HC Deb 14 March 2001 vol 364 cc628-9W
Mr. Tyler

To ask the Secretary of State for the Environment, Transport and the Regions what trials of genetically modified crops have been authorised for sites in Cornwall; on whose advice they were permitted and when; what results were obtained; and what conclusions his Department has reached on those results. [151793]

Mr. Meacher

[holding answer 5 March 2001]: The public register of releases, held by my Department, shows that there have been no releases of genetically modified (GM) crops in Cornwall for the purposes of research since the register was established in 1993.

Before this, releases of GM crops were controlled by the Genetic Manipulation Regulations 1989. Persons wishing to release any genetically modified organism (GMO) were required to notify their intent to the Health and Safety Executive (HSE). Officials from HSE and the then Department of Environment (DoE) scrutinised these notifications for compliance with the regulations and to ensure that the release would not pose a risk to the environment. Until June 1990 they were advised by the Planned Release Sub-committee of the Health and Safety Commission's Advisory Committee on Genetic Modification and the DOE's Interim Advisory Committee on Introductions. In June 1990 these two committees were replaced by the Advisory Committee on Releases to the Environment.

Pre-February 1993 records show that in 1990 researchers from the Imperial College School of Applied Biology were authorised to study the invasiveness and persistence of GM crops in 12 natural habitats. There were four sites in Cornwall at Great Grogley Dawns, Davidstone Woods, Penkestle Downs and Great Wood Tregays. Each was sown with four different GM crops (oilseed rape, maize, potato and sugar beet) and equivalent conventional crops. The outcome of this work was reported in the science journal Nature in 1993 (Ecology of transgenic oilseed rape in natural habitats, 363, 620–623). It showed that the GM seeds tested did not perform better or persist for longer than conventional varieties over a three-year period.

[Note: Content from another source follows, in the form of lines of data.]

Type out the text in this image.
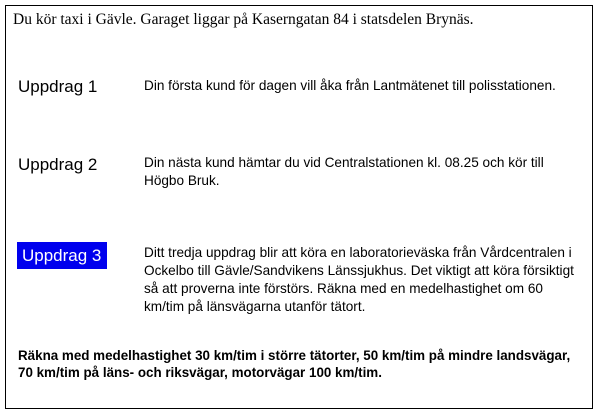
Du kör taxi i Gävle. Garaget liggar på Kaserngatan 84 i statsdelen Brynäs.
Uppdrag 1	Din första kund för dagen vill åka från Lantmätenet till polisstationen.
Uppdrag 2	Din nästa kund hämtar du vid Centralstationen kl. 08.25 och kör till Högbo Bruk.
Uppdrag 3	Ditt tredja uppdrag blir att köra en laboratorieväska från Vårdcentralen i Ockelbo till Gävle/Sandvikens Länssjukhus. Det viktigt att köra försiktigt så att proverna inte förstörs. Räkna med en medelhastighet om 60 km/tim på länsvägarna utanför tätort.
Räkna med medelhastighet 30 km/tim i större tätorter, 50 km/tim på mindre landsvägar, 70 km/tim på läns- och riksvägar, motorvägar 100 km/tim.
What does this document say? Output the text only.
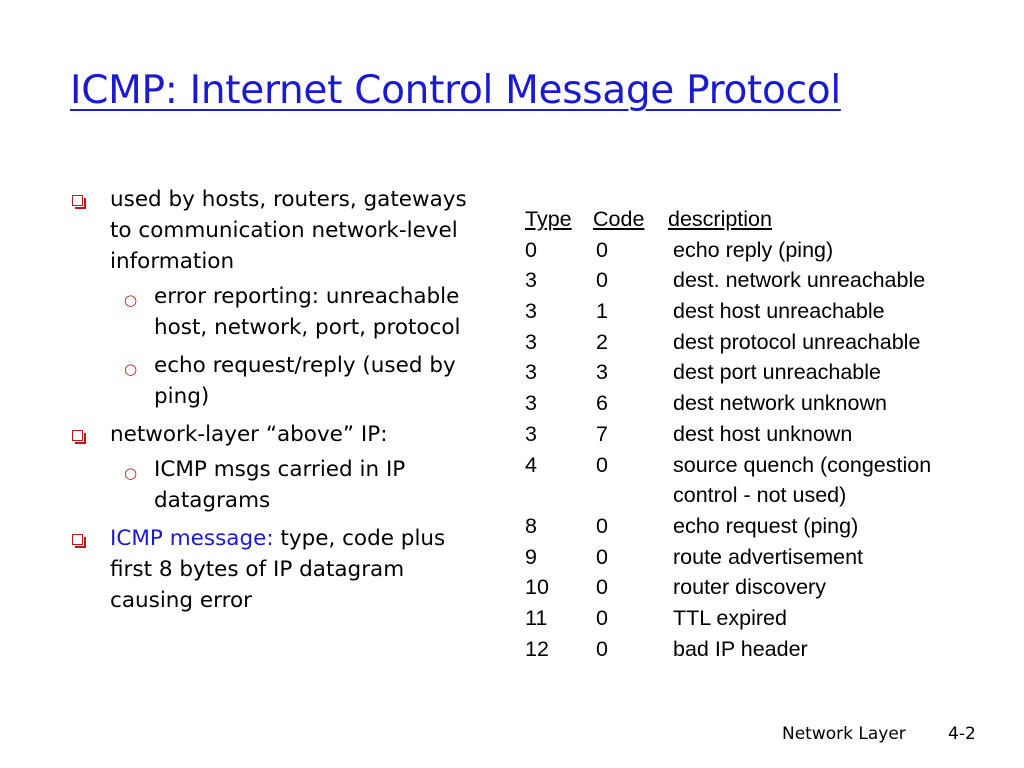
ICMP: Internet Control Message Protocol
used by hosts, routers, gateways to communication network-level information
○ error reporting: unreachable host, network, port, protocol
○ echo request/reply (used by ping)
network-layer “above” IP:
○ ICMP msgs carried in IP datagrams
ICMP message: type, code plus first 8 bytes of IP datagram causing error
Type Code description
0	0	echo reply (ping)
3	0	dest. network unreachable
3	1	dest host unreachable
3	2	dest protocol unreachable
3	3	dest port unreachable
3	6	dest network unknown
3	7	dest host unknown
4	0	source quench (congestion
control - not used)
8	0	echo request (ping)
9	0	route advertisement
10 0	router discovery
11 0	TTL expired
12 0	bad IP header
Network Layer 4-2
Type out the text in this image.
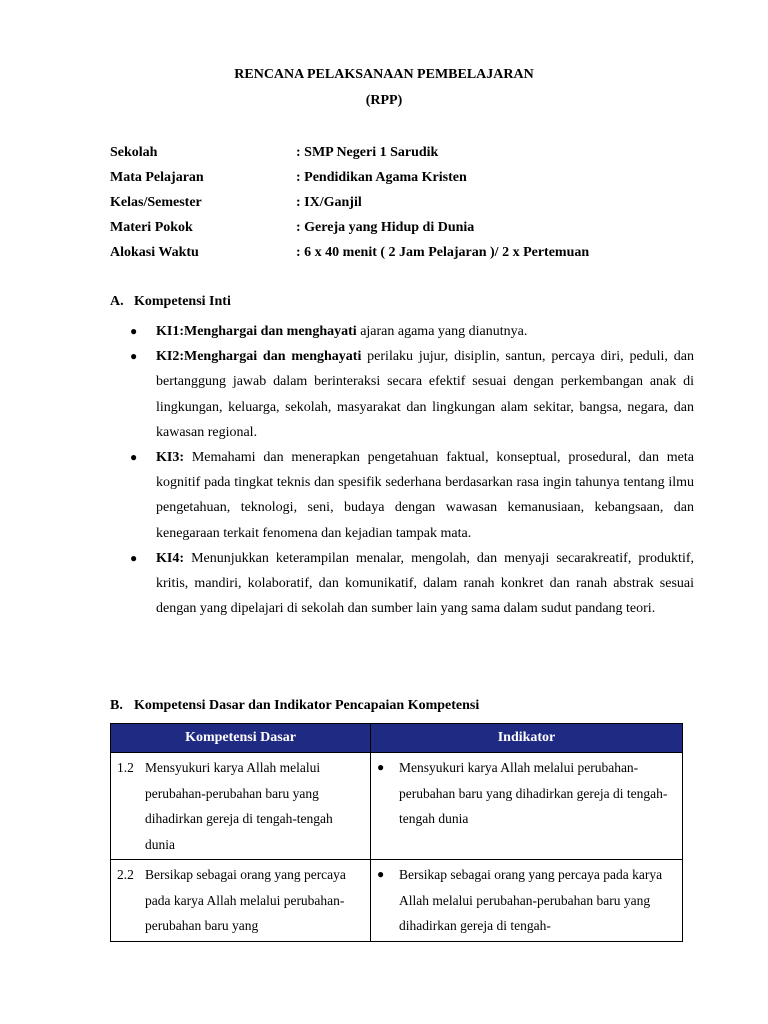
RENCANA PELAKSANAAN PEMBELAJARAN

(RPP)

Sekolah	: SMP Negeri 1 Sarudik
Mata Pelajaran	: Pendidikan Agama Kristen
Kelas/Semester	: IX/Ganjil
Materi Pokok	: Gereja yang Hidup di Dunia
Alokasi Waktu	: 6 x 40 menit ( 2 Jam Pelajaran )/ 2 x Pertemuan

A. Kompetensi Inti

● KI1:Menghargai dan menghayati ajaran agama yang dianutnya.
● KI2:Menghargai dan menghayati perilaku jujur, disiplin, santun, percaya diri, peduli, dan bertanggung jawab dalam berinteraksi secara efektif sesuai dengan perkembangan anak di lingkungan, keluarga, sekolah, masyarakat dan lingkungan alam sekitar, bangsa, negara, dan kawasan regional.
● KI3: Memahami dan menerapkan pengetahuan faktual, konseptual, prosedural, dan meta kognitif pada tingkat teknis dan spesifik sederhana berdasarkan rasa ingin tahunya tentang ilmu pengetahuan, teknologi, seni, budaya dengan wawasan kemanusiaan, kebangsaan, dan kenegaraan terkait fenomena dan kejadian tampak mata.
● KI4: Menunjukkan keterampilan menalar, mengolah, dan menyaji secarakreatif, produktif, kritis, mandiri, kolaboratif, dan komunikatif, dalam ranah konkret dan ranah abstrak sesuai dengan yang dipelajari di sekolah dan sumber lain yang sama dalam sudut pandang teori.

B. Kompetensi Dasar dan Indikator Pencapaian Kompetensi

Kompetensi Dasar	Indikator

1.2 Mensyukuri karya Allah melalui perubahan-perubahan baru yang dihadirkan gereja di tengah-tengah dunia	● Mensyukuri karya Allah melalui perubahan-perubahan baru yang dihadirkan gereja di tengah-tengah dunia

2.2 Bersikap sebagai orang yang percaya pada karya Allah melalui perubahan-perubahan baru yang	● Bersikap sebagai orang yang percaya pada karya Allah melalui perubahan-perubahan baru yang dihadirkan gereja di tengah-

More recently, the researchers reported that, after ten years of monitoring the sites, in no case were the GM plants found to be more invasive or more persistent than their conventional counterparts (Nature, 2001, "Transgenic crops in natural habitats", 409, 682–683). None of the crops GM or conventional varieties increased in number at any of the sites. All populations (both GM and non-GM) of maize, sugar beet and oilseed rape were extinct at all sites within four years of sowing. Potatoes survived at one site for 10 years but these were all conventional (non-GM).

The regulators and ACRE have used the results of these studies to inform the consideration of applications to release GM plants containing the same or similar GM traits. The studies give information about the risks to the environment that they would become weeds of agriculture or invasive of natural habitats or that the introduced genes would be transferred by pollen to wild relatives whose hybrid offspring would then become more weedy or invasive.

Mr. Tyler

To ask the Secretary of State for the Environment, Transport and the Regions what residue seeds are in the natural seed bed in the sites in Cornwall selected in 1989 for genetically modified crop trials; and if he will make a statement. [151794]

Mr. Meacher

[holding answer 5 March 2001]: Researchers from Imperial College London carried out trials of genetically modified (GM) and conventional crop plants in 1990 at four sites in Cornwall that had been selected in 1989. The researchers have been monitoring the sites since 1990 and have recently reported the fate of the seeds and resultant plants in the journal Nature (Nature, 2001, Transgenic crops in natural habitats, 409, 682–683). They report that the populations of both GM and non-GM plants declined after the first year. For maize all lines were extinct at the start of the second year. All beet were extinct by the end of the third year and all oil seed rape were extinct within four years. No trace of GM plants was found when the sites were checked after 10 years in 2000.